Nutritionist Approved Convenience Foods

In a perfect world, I would have freshly prepared meals piping hot served on bone china for my family every night starting with a light organic spring mix salad course at 6:00 on the dot every night. But this is the real world. Let’s face the facts, dinner at our house is typically thrown together in 15 minutes before running out the door to practice, game, or race, and it might actually get on a real plate a few times a week. 

While it’s always a great idea to make your own meals, condiments, etc. there are some concessions that even the most hard-core foodies and nutritionists can deal with.  Check out the following list and cut yourself a little slack and use those extra minutes to make some memories with your family.

·        Nut Butter- Peanut, Almond, Hazelnut or any nut butter is fairly easy to make in a high powered blender, but most ‘natural’ varieties are pretty equal.  Nutrition Editor from Cooking Light, Sidney Fry, recommends choosing a butter that contains only minimal ingredients like nuts and a little bit of salt.  Try a piece of piece of whole grain toast with a table spoon of nut butter, some sliced banana, and go crazy with a little drizzle of honey for some extra sweetness. 

·        Oatmeal- Old fashioned, Steel cut, and even quick cooking oats make a great breakfast, but try to skip the sweetened pouches- they can secretly contain a ton of sugar and preservatives.  For a quickie breakfast, combine ½ oats, almond/soy or dairy milk and let it set up for 10 minutes.  Microwave 1:00-1:30, thrown in some nut butter while hot to melt.  Stir it all up and toss in some diced apple, raisins, or make a special treat with a topping of some mini chocolate chips. 
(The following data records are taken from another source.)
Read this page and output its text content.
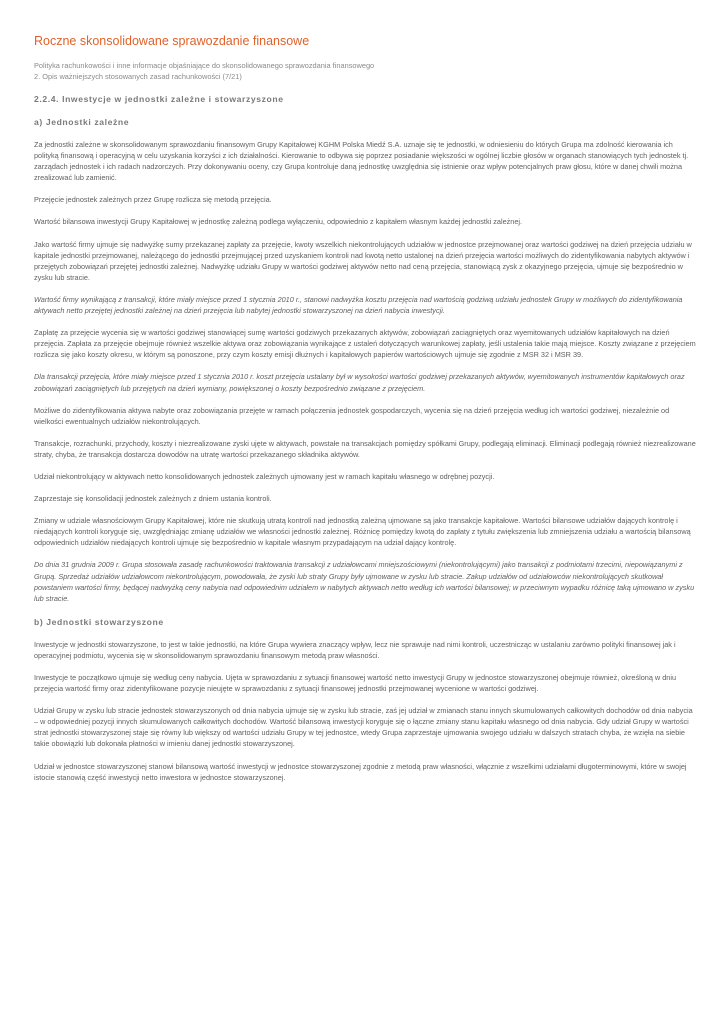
Roczne skonsolidowane sprawozdanie finansowe
Polityka rachunkowości i inne informacje objaśniające do skonsolidowanego sprawozdania finansowego
2. Opis ważniejszych stosowanych zasad rachunkowości (7/21)
2.2.4. Inwestycje w jednostki zależne i stowarzyszone
a) Jednostki zależne

Za jednostki zależne w skonsolidowanym sprawozdaniu finansowym Grupy Kapitałowej KGHM Polska Miedź S.A. uznaje się te jednostki, w odniesieniu do których Grupa ma zdolność kierowania ich polityką finansową i operacyjną w celu uzyskania korzyści z ich działalności. Kierowanie to odbywa się poprzez posiadanie większości w ogólnej liczbie głosów w organach stanowiących tych jednostek tj. zarządach jednostek i ich radach nadzorczych. Przy dokonywaniu oceny, czy Grupa kontroluje daną jednostkę uwzględnia się istnienie oraz wpływ potencjalnych praw głosu, które w danej chwili można zrealizować lub zamienić.

Przejęcie jednostek zależnych przez Grupę rozlicza się metodą przejęcia.

Wartość bilansowa inwestycji Grupy Kapitałowej w jednostkę zależną podlega wyłączeniu, odpowiednio z kapitałem własnym każdej jednostki zależnej.

Jako wartość firmy ujmuje się nadwyżkę sumy przekazanej zapłaty za przejęcie, kwoty wszelkich niekontrolujących udziałów w jednostce przejmowanej oraz wartości godziwej na dzień przejęcia udziału w kapitale jednostki przejmowanej, należącego do jednostki przejmującej przed uzyskaniem kontroli nad kwotą netto ustalonej na dzień przejęcia wartości możliwych do zidentyfikowania nabytych aktywów i przejętych zobowiązań przejętej jednostki zależnej. Nadwyżkę udziału Grupy w wartości godziwej aktywów netto nad ceną przejęcia, stanowiącą zysk z okazyjnego przejęcia, ujmuje się bezpośrednio w zysku lub stracie.

Wartość firmy wynikającą z transakcji, które miały miejsce przed 1 stycznia 2010 r., stanowi nadwyżka kosztu przejęcia nad wartością godziwą udziału jednostek Grupy w możliwych do zidentyfikowania aktywach netto przejętej jednostki zależnej na dzień przejęcia lub nabytej jednostki stowarzyszonej na dzień nabycia inwestycji.

Zapłatę za przejęcie wycenia się w wartości godziwej stanowiącej sumę wartości godziwych przekazanych aktywów, zobowiązań zaciągniętych oraz wyemitowanych udziałów kapitałowych na dzień przejęcia. Zapłata za przejęcie obejmuje również wszelkie aktywa oraz zobowiązania wynikające z ustaleń dotyczących warunkowej zapłaty, jeśli ustalenia takie mają miejsce. Koszty związane z przejęciem rozlicza się jako koszty okresu, w którym są ponoszone, przy czym koszty emisji dłużnych i kapitałowych papierów wartościowych ujmuje się zgodnie z MSR 32 i MSR 39.

Dla transakcji przejęcia, które miały miejsce przed 1 stycznia 2010 r. koszt przejęcia ustalany był w wysokości wartości godziwej przekazanych aktywów, wyemitowanych instrumentów kapitałowych oraz zobowiązań zaciągniętych lub przejętych na dzień wymiany, powiększonej o koszty bezpośrednio związane z przejęciem.

Możliwe do zidentyfikowania aktywa nabyte oraz zobowiązania przejęte w ramach połączenia jednostek gospodarczych, wycenia się na dzień przejęcia według ich wartości godziwej, niezależnie od wielkości ewentualnych udziałów niekontrolujących.

Transakcje, rozrachunki, przychody, koszty i niezrealizowane zyski ujęte w aktywach, powstałe na transakcjach pomiędzy spółkami Grupy, podlegają eliminacji. Eliminacji podlegają również niezrealizowane straty, chyba, że transakcja dostarcza dowodów na utratę wartości przekazanego składnika aktywów.

Udział niekontrolujący w aktywach netto konsolidowanych jednostek zależnych ujmowany jest w ramach kapitału własnego w odrębnej pozycji.

Zaprzestaje się konsolidacji jednostek zależnych z dniem ustania kontroli.

Zmiany w udziale własnościowym Grupy Kapitałowej, które nie skutkują utratą kontroli nad jednostką zależną ujmowane są jako transakcje kapitałowe. Wartości bilansowe udziałów dających kontrolę i niedających kontroli koryguje się, uwzględniając zmianę udziałów we własności jednostki zależnej. Różnicę pomiędzy kwotą do zapłaty z tytułu zwiększenia lub zmniejszenia udziału a wartością bilansową odpowiednich udziałów niedających kontroli ujmuje się bezpośrednio w kapitale własnym przypadającym na udział dający kontrolę.

Do dnia 31 grudnia 2009 r. Grupa stosowała zasadę rachunkowości traktowania transakcji z udziałowcami mniejszościowymi (niekontrolującymi) jako transakcji z podmiotami trzecimi, niepowiązanymi z Grupą. Sprzedaż udziałów udziałowcom niekontrolującym, powodowała, że zyski lub straty Grupy były ujmowane w zysku lub stracie. Zakup udziałów od udziałowców niekontrolujących skutkował powstaniem wartości firmy, będącej nadwyżką ceny nabycia nad odpowiednim udziałem w nabytych aktywach netto według ich wartości bilansowej; w przeciwnym wypadku różnicę taką ujmowano w zysku lub stracie.

b) Jednostki stowarzyszone

Inwestycje w jednostki stowarzyszone, to jest w takie jednostki, na które Grupa wywiera znaczący wpływ, lecz nie sprawuje nad nimi kontroli, uczestnicząc w ustalaniu zarówno polityki finansowej jak i operacyjnej podmiotu, wycenia się w skonsolidowanym sprawozdaniu finansowym metodą praw własności.

Inwestycje te początkowo ujmuje się według ceny nabycia. Ujęta w sprawozdaniu z sytuacji finansowej wartość netto inwestycji Grupy w jednostce stowarzyszonej obejmuje również, określoną w dniu przejęcia wartość firmy oraz zidentyfikowane pozycje nieujęte w sprawozdaniu z sytuacji finansowej jednostki przejmowanej wycenione w wartości godziwej.

Udział Grupy w zysku lub stracie jednostek stowarzyszonych od dnia nabycia ujmuje się w zysku lub stracie, zaś jej udział w zmianach stanu innych skumulowanych całkowitych dochodów od dnia nabycia – w odpowiedniej pozycji innych skumulowanych całkowitych dochodów. Wartość bilansową inwestycji koryguje się o łączne zmiany stanu kapitału własnego od dnia nabycia. Gdy udział Grupy w wartości strat jednostki stowarzyszonej staje się równy lub większy od wartości udziału Grupy w tej jednostce, wtedy Grupa zaprzestaje ujmowania swojego udziału w dalszych stratach chyba, że wzięła na siebie takie obowiązki lub dokonała płatności w imieniu danej jednostki stowarzyszonej.

Udział w jednostce stowarzyszonej stanowi bilansową wartość inwestycji w jednostce stowarzyszonej zgodnie z metodą praw własności, włącznie z wszelkimi udziałami długoterminowymi, które w swojej istocie stanowią część inwestycji netto inwestora w jednostce stowarzyszonej.
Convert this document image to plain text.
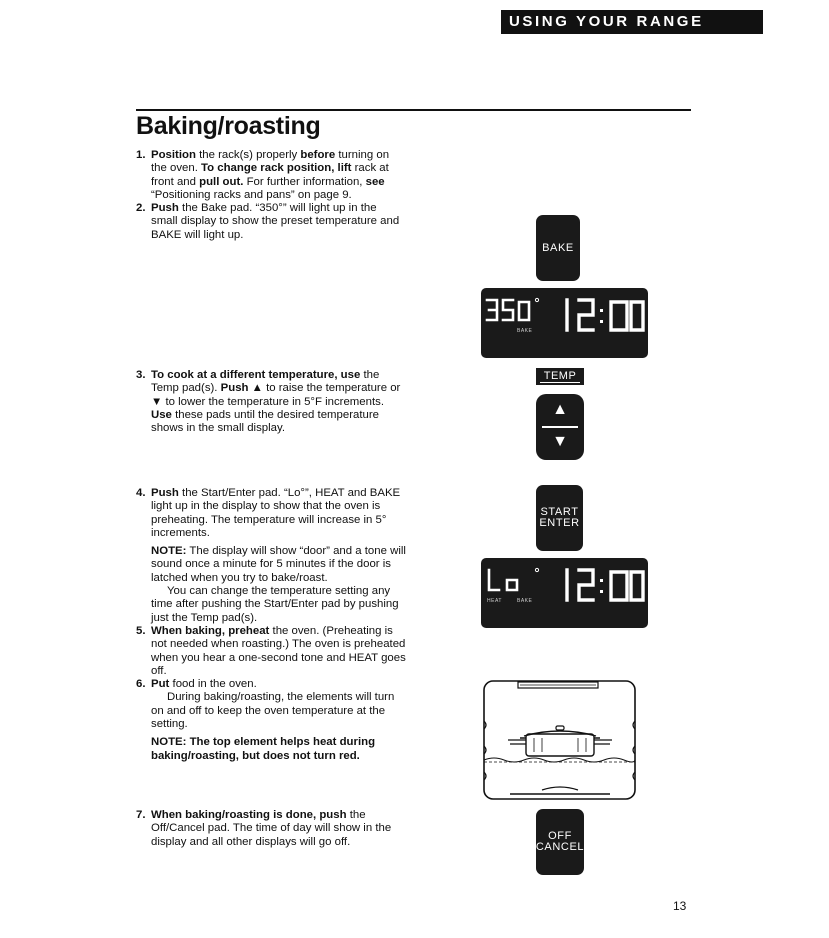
USING YOUR RANGE
Baking/roasting
1. Position the rack(s) properly before turning on the oven. To change rack position, lift rack at front and pull out. For further information, see “Positioning racks and pans” on page 9.

2. Push the Bake pad. “350°” will light up in the small display to show the preset temperature and BAKE will light up.

3. To cook at a different temperature, use the Temp pad(s). Push ▲ to raise the temperature or ▼ to lower the temperature in 5°F increments. Use these pads until the desired temperature shows in the small display.

4. Push the Start/Enter pad. “Lo°”, HEAT and BAKE light up in the display to show that the oven is preheating. The temperature will increase in 5° increments.

NOTE: The display will show “door” and a tone will sound once a minute for 5 minutes if the door is latched when you try to bake/roast.

You can change the temperature setting any time after pushing the Start/Enter pad by pushing just the Temp pad(s).

5. When baking, preheat the oven. (Preheating is not needed when roasting.) The oven is preheated when you hear a one-second tone and HEAT goes off.

6. Put food in the oven.

During baking/roasting, the elements will turn on and off to keep the oven temperature at the setting.

NOTE: The top element helps heat during baking/roasting, but does not turn red.

7. When baking/roasting is done, push the Off/Cancel pad. The time of day will show in the display and all other displays will go off.

BAKE
BAKE
TEMP
▲
▼
START
ENTER
HEAT	BAKE
OFF
CANCEL
13
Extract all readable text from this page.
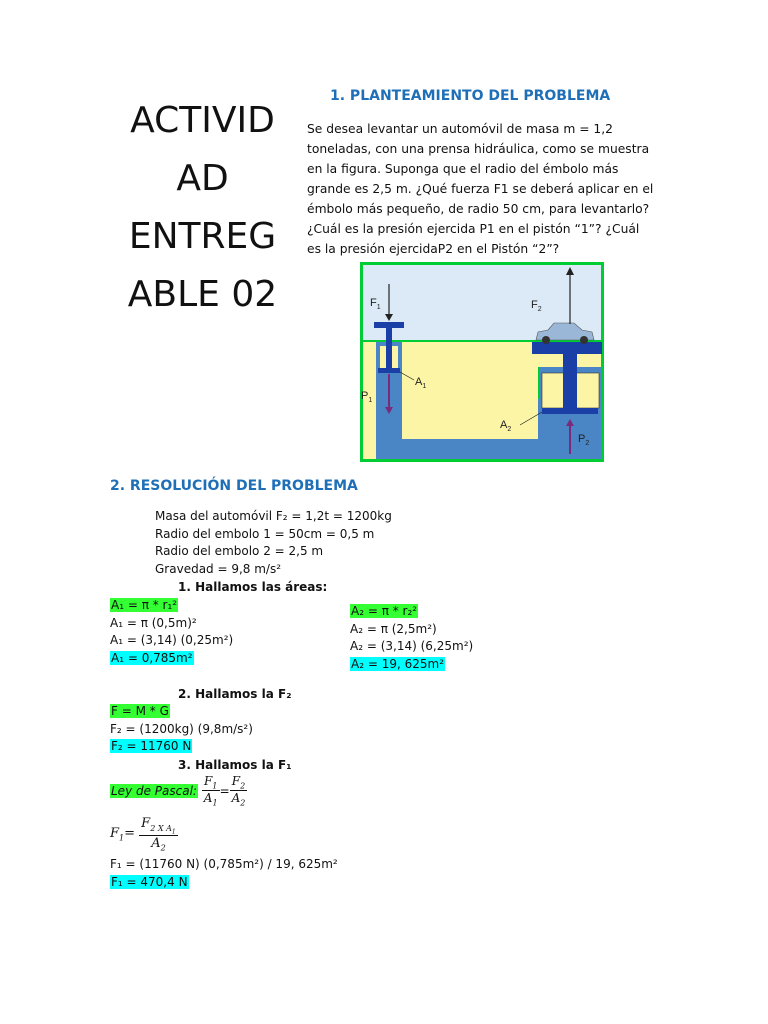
ACTIVID
AD
ENTREG
ABLE 02
1. PLANTEAMIENTO DEL PROBLEMA
Se desea levantar un automóvil de masa m = 1,2
toneladas, con una prensa hidráulica, como se muestra
en la figura. Suponga que el radio del émbolo más
grande es 2,5 m. ¿Qué fuerza F1 se deberá aplicar en el
émbolo más pequeño, de radio 50 cm, para levantarlo?
¿Cuál es la presión ejercida P1 en el pistón “1”? ¿Cuál
es la presión ejercidaP2 en el Pistón “2”?
$F_1$	$F_2$
$A_1$
$A_2$
$P_1$
$P_2$
2. RESOLUCIÓN DEL PROBLEMA
Masa del automóvil F₂ = 1,2t = 1200kg
Radio del embolo 1 = 50cm = 0,5 m
Radio del embolo 2 = 2,5 m
Gravedad = 9,8 m/s²
1. Hallamos las áreas:
A₁ = π * r₁²
A₁ = π (0,5m)²
A₁ = (3,14) (0,25m²)
A₁ = 0,785m²
A₂ = π * r₂²
A₂ = π (2,5m²)
A₂ = (3,14) (6,25m²)
A₂ = 19, 625m²
2. Hallamos la F₂
F = M * G
F₂ = (1200kg) (9,8m/s²)
F₂ = 11760 N
3. Hallamos la F₁
Ley de Pascal: $\frac{F_1}{A_1} = \frac{F_2}{A_2}$
$F_1= \frac{F_{2 X A_1}}{A_2}$
F₁ = (11760 N) (0,785m²) / 19, 625m²
F₁ = 470,4 N
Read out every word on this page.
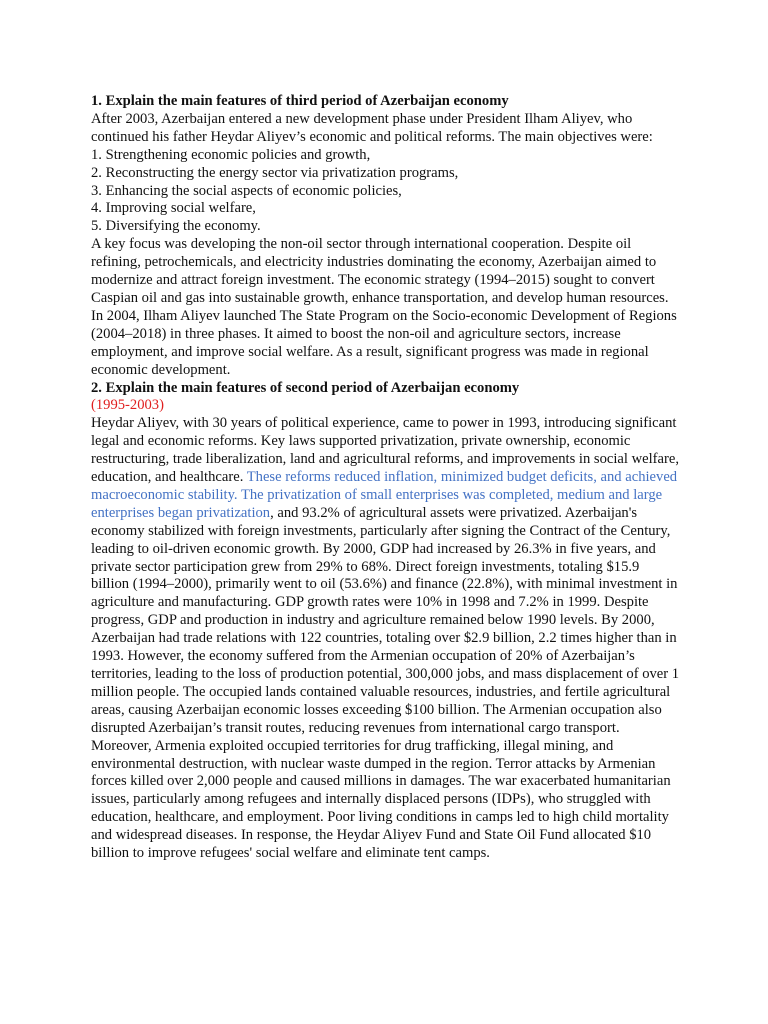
1. Explain the main features of third period of Azerbaijan economy

After 2003, Azerbaijan entered a new development phase under President Ilham Aliyev, who continued his father Heydar Aliyev’s economic and political reforms. The main objectives were:

1. Strengthening economic policies and growth,

2. Reconstructing the energy sector via privatization programs,

3. Enhancing the social aspects of economic policies,

4. Improving social welfare,

5. Diversifying the economy.

A key focus was developing the non-oil sector through international cooperation. Despite oil refining, petrochemicals, and electricity industries dominating the economy, Azerbaijan aimed to modernize and attract foreign investment. The economic strategy (1994–2015) sought to convert Caspian oil and gas into sustainable growth, enhance transportation, and develop human resources. In 2004, Ilham Aliyev launched The State Program on the Socio-economic Development of Regions (2004–2018) in three phases. It aimed to boost the non-oil and agriculture sectors, increase employment, and improve social welfare. As a result, significant progress was made in regional economic development.

2. Explain the main features of second period of Azerbaijan economy

(1995-2003)

Heydar Aliyev, with 30 years of political experience, came to power in 1993, introducing significant legal and economic reforms. Key laws supported privatization, private ownership, economic restructuring, trade liberalization, land and agricultural reforms, and improvements in social welfare, education, and healthcare. These reforms reduced inflation, minimized budget deficits, and achieved macroeconomic stability. The privatization of small enterprises was completed, medium and large enterprises began privatization, and 93.2% of agricultural assets were privatized. Azerbaijan's economy stabilized with foreign investments, particularly after signing the Contract of the Century, leading to oil-driven economic growth. By 2000, GDP had increased by 26.3% in five years, and private sector participation grew from 29% to 68%. Direct foreign investments, totaling $15.9 billion (1994–2000), primarily went to oil (53.6%) and finance (22.8%), with minimal investment in agriculture and manufacturing. GDP growth rates were 10% in 1998 and 7.2% in 1999. Despite progress, GDP and production in industry and agriculture remained below 1990 levels. By 2000, Azerbaijan had trade relations with 122 countries, totaling over $2.9 billion, 2.2 times higher than in 1993. However, the economy suffered from the Armenian occupation of 20% of Azerbaijan’s territories, leading to the loss of production potential, 300,000 jobs, and mass displacement of over 1 million people. The occupied lands contained valuable resources, industries, and fertile agricultural areas, causing Azerbaijan economic losses exceeding $100 billion. The Armenian occupation also disrupted Azerbaijan’s transit routes, reducing revenues from international cargo transport. Moreover, Armenia exploited occupied territories for drug trafficking, illegal mining, and environmental destruction, with nuclear waste dumped in the region. Terror attacks by Armenian forces killed over 2,000 people and caused millions in damages. The war exacerbated humanitarian issues, particularly among refugees and internally displaced persons (IDPs), who struggled with education, healthcare, and employment. Poor living conditions in camps led to high child mortality and widespread diseases. In response, the Heydar Aliyev Fund and State Oil Fund allocated $10 billion to improve refugees' social welfare and eliminate tent camps.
·        Frozen Fish- Fish filets are a super-fast way to put together a dinner.  Just add in some bagged salad as a side dish and maybe a baked white or sweet potato and you are ready to roll.  Just thaw your fish in the fridge during the day and when you get home pop it in the oven with some lemon juice, salt and pepper and a drizzle of olive oil.

·        Frozen Pizza- Pizza is the ultimate comfort food for our house.  If course, the meat covered extra cheese variety may taste great, but there are other options that are a little healthier.  Choose a whole grain crust variety with cheese only and put out a variety of toppings for your kids to choose from.  Designate a ¼ of the pizza for each person and allow them to top it however they want.  Serve with a side salad, fruit or veggie to make a well-rounded dinner.

·        Baked Potatoes- My family may personally keep Idaho farmers in business.  We love potatoes of all varieties.  Baked potatoes may not be the quickest veggie to cook, but you can bake off a bunch on the weekend and then slice and top them for a convenient meal.  For baked potatoes (white or sweet)- preheat your oven to 425 degrees.  Scrub your potatoes and pierce them with a knife or fork.  Rub the skin of the potato with a tiny bit of olive oil and add some salt.  Wrap them up in foil and bake for about an hour, depending on size.  For a quick meal, top with a handful of cooked broccoli florets, corn, and black beans, cover with a damp paper towel and microwave.  Sprinkle with some cheese and add your other favorite toppings like salsa, or even some diced chicken.